REPUBLIKA.CO.ID, KOLOMBO -- Serangan bom yang menyasar tiga gereja dan hotel mewah di Sri Lanka disebut sebagai aksi balas dendam terhadap insiden penembakan masjid di Christchurch, Selandia Baru Maret lalu. Hal tersebut diungkapkan menteri pertahanan Sri Lanka.
“Menteri pertahanan Sri Lanka mengklaim serangan pengeboman mematikan terhadap gereja dan hotel dilakukan sebagai pembalasan atas serangan penembakan terhadap masjid di kota Christchurch,” kata The Independent, dalam laporannya pada Selasa (23/4).
Pada 15 Maret lalu, dua masjid di Christchurch menjadi sasaran aksi penembakan brutal. Sebanyak 50 orang meninggal dalam insiden tersebut dan puluhan lainnya luka-luka. Perdana Menteri Selandia Baru Jacinda Ardern mengatakan kejadian itu merupakan peristiwa terkelam di negaranya.
Belum ada keterangan terperinci terkait dengan pernyataan menteri pertahanan Sri Lanka tersebut.

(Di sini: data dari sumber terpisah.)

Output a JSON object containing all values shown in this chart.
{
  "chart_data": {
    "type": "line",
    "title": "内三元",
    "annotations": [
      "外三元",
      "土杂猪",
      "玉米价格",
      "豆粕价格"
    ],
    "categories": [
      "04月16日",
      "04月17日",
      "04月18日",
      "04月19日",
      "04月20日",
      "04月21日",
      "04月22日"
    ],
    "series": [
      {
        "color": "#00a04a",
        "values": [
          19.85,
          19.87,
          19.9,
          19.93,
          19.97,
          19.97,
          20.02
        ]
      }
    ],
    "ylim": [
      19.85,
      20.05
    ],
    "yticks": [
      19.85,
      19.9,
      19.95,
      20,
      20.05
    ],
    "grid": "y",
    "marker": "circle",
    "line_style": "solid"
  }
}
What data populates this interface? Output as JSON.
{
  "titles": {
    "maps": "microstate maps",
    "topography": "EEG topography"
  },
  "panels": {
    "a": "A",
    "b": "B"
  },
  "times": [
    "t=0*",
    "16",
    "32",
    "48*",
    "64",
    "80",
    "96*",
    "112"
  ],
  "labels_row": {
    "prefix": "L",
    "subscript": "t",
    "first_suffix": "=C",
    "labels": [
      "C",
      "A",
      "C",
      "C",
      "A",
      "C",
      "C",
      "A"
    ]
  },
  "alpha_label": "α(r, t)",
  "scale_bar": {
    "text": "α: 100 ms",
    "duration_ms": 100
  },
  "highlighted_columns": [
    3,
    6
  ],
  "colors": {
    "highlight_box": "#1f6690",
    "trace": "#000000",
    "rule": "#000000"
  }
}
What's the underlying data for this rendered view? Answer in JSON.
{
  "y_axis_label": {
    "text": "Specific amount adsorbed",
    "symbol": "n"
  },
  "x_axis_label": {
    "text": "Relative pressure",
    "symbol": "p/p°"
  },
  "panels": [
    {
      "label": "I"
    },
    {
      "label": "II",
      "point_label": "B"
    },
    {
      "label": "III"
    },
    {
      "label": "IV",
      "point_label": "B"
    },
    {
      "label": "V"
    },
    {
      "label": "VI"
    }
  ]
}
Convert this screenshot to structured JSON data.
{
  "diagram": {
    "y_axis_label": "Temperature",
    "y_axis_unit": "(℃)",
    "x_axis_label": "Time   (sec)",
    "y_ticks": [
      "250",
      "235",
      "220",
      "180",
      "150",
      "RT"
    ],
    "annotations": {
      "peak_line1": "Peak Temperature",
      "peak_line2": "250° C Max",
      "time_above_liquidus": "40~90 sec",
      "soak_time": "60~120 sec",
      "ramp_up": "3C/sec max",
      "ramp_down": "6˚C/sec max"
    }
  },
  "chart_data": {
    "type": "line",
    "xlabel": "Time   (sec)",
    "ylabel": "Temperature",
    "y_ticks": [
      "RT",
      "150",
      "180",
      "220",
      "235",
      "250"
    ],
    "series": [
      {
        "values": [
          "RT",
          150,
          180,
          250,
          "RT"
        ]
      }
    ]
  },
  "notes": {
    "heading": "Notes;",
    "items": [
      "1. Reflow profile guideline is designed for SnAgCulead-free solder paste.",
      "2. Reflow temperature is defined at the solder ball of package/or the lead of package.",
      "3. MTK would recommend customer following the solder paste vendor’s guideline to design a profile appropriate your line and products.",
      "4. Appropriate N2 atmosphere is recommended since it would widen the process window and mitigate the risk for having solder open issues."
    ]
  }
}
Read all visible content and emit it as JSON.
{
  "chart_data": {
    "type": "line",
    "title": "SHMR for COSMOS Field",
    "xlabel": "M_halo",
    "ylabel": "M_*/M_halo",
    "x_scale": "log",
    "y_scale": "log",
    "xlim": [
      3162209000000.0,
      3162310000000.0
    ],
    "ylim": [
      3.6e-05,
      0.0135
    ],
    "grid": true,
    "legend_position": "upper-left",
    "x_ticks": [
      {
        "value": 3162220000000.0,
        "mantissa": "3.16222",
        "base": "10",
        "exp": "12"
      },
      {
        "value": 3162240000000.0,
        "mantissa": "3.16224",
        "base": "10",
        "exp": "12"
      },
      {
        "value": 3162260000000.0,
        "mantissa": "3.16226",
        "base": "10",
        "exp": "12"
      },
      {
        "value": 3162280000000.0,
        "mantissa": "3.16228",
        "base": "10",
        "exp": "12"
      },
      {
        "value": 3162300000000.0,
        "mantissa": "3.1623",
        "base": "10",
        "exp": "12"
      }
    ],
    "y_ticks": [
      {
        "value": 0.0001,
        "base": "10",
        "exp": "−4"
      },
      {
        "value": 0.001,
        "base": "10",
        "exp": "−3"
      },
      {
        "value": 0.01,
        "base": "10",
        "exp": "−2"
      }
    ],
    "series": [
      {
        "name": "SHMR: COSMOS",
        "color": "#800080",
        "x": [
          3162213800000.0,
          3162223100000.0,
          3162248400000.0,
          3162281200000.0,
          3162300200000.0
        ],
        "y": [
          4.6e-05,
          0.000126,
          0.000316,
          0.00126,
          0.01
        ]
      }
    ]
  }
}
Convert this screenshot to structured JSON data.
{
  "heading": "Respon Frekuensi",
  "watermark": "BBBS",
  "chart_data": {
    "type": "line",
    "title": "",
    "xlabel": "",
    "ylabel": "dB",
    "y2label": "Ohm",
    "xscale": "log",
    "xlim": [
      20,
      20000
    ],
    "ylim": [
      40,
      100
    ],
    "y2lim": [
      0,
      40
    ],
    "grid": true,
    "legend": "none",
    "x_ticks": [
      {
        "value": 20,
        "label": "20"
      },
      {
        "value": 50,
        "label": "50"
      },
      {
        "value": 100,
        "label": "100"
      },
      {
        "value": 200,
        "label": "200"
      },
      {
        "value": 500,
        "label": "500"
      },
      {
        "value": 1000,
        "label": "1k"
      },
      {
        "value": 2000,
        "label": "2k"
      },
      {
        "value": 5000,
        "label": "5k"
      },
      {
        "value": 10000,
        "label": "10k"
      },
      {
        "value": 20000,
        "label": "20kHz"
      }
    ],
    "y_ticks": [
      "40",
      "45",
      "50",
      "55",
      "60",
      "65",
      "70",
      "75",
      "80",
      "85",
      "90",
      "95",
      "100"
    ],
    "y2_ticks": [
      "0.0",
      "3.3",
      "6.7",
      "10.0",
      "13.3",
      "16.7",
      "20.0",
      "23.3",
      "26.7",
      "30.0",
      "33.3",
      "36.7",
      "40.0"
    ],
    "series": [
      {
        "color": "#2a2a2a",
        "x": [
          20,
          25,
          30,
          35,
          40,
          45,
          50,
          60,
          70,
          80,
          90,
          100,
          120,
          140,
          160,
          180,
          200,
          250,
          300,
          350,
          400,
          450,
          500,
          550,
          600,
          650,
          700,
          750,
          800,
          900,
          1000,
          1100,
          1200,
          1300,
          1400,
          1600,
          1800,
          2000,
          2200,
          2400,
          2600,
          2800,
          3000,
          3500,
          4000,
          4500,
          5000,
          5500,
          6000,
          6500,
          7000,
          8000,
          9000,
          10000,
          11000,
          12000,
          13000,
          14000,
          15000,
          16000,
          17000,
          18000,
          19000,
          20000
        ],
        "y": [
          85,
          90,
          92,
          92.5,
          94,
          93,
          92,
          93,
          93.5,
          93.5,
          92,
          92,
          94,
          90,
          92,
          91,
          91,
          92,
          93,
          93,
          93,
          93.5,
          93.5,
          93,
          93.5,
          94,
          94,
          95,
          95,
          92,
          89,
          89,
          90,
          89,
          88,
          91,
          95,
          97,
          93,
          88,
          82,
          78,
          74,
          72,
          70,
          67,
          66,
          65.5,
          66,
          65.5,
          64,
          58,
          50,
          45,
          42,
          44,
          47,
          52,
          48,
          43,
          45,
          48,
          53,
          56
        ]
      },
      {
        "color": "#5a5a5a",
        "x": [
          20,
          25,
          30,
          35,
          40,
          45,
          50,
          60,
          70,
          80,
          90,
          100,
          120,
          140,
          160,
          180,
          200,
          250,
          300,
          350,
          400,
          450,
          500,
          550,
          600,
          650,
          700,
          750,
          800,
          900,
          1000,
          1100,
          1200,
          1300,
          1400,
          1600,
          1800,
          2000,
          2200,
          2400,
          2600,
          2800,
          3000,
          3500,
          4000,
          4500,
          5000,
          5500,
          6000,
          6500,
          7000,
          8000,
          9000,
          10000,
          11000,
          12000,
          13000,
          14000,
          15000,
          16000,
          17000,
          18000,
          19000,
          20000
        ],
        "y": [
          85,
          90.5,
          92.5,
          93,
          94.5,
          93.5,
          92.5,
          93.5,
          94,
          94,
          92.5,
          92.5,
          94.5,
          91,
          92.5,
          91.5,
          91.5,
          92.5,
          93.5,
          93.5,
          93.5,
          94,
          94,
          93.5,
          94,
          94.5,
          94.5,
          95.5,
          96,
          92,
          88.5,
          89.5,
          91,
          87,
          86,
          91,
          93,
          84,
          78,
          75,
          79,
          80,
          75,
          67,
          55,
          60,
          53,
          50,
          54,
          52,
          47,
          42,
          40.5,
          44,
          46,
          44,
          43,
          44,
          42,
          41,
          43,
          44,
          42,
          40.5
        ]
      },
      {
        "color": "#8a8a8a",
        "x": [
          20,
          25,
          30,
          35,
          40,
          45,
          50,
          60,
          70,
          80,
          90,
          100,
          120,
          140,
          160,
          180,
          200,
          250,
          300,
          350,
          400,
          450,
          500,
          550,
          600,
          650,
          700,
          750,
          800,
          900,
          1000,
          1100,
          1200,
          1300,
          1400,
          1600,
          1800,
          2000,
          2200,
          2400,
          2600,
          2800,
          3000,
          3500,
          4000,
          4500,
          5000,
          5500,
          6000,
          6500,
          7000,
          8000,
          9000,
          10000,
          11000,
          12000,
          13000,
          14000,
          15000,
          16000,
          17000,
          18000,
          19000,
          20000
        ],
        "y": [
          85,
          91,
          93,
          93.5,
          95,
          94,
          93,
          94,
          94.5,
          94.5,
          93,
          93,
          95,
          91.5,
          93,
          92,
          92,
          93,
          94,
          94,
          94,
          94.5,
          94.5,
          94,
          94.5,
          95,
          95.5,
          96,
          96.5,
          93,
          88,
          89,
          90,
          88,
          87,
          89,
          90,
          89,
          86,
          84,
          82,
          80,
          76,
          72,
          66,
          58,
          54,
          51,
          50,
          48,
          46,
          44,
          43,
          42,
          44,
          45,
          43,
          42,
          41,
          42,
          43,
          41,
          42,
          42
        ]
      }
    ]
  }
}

Otoritas Sri Lanka diketahui telah menangkap 40 terduga tersangka yang terlibat dalam serangan terhadap gereja pada perayaan Paskah, Ahad lalu.
Menurut juru bicara Pemerintah Sri Lanka, yang juga menjabat sebagai menteri kesehatan, Rajitha Senaratne, orang-orang yang telah ditangkap kepolisian adalah mereka yang nama atau identitasnya disebutkan dalam laporan intelijen. “Beberapa orang yang disebutkan dalam laporan itu meninggal selama serangan. Kami sekarang sedang menyelidiki dukungan internasional untuk kelompok itu dan hubungan mereka yang lain,” kata dia.
Sebelum pengeboman terjadi, Pemerintah Sri Lanka mengaku telah menerima peringatan intelijen. Namun, peringatan tersebut diabaikan. Pemerintah pun telah meminta maaf kepada seluruh keluarga korban atas keteledoran yang dilakukannya.
Jumlah korban yang meninggal akibat serangan bom di Sri Lanka terus meningkat. Saat ini jumlahnya dilaporkan mencapai 321 orang. Sementara lebih dari 500 lainnya masih dirawat.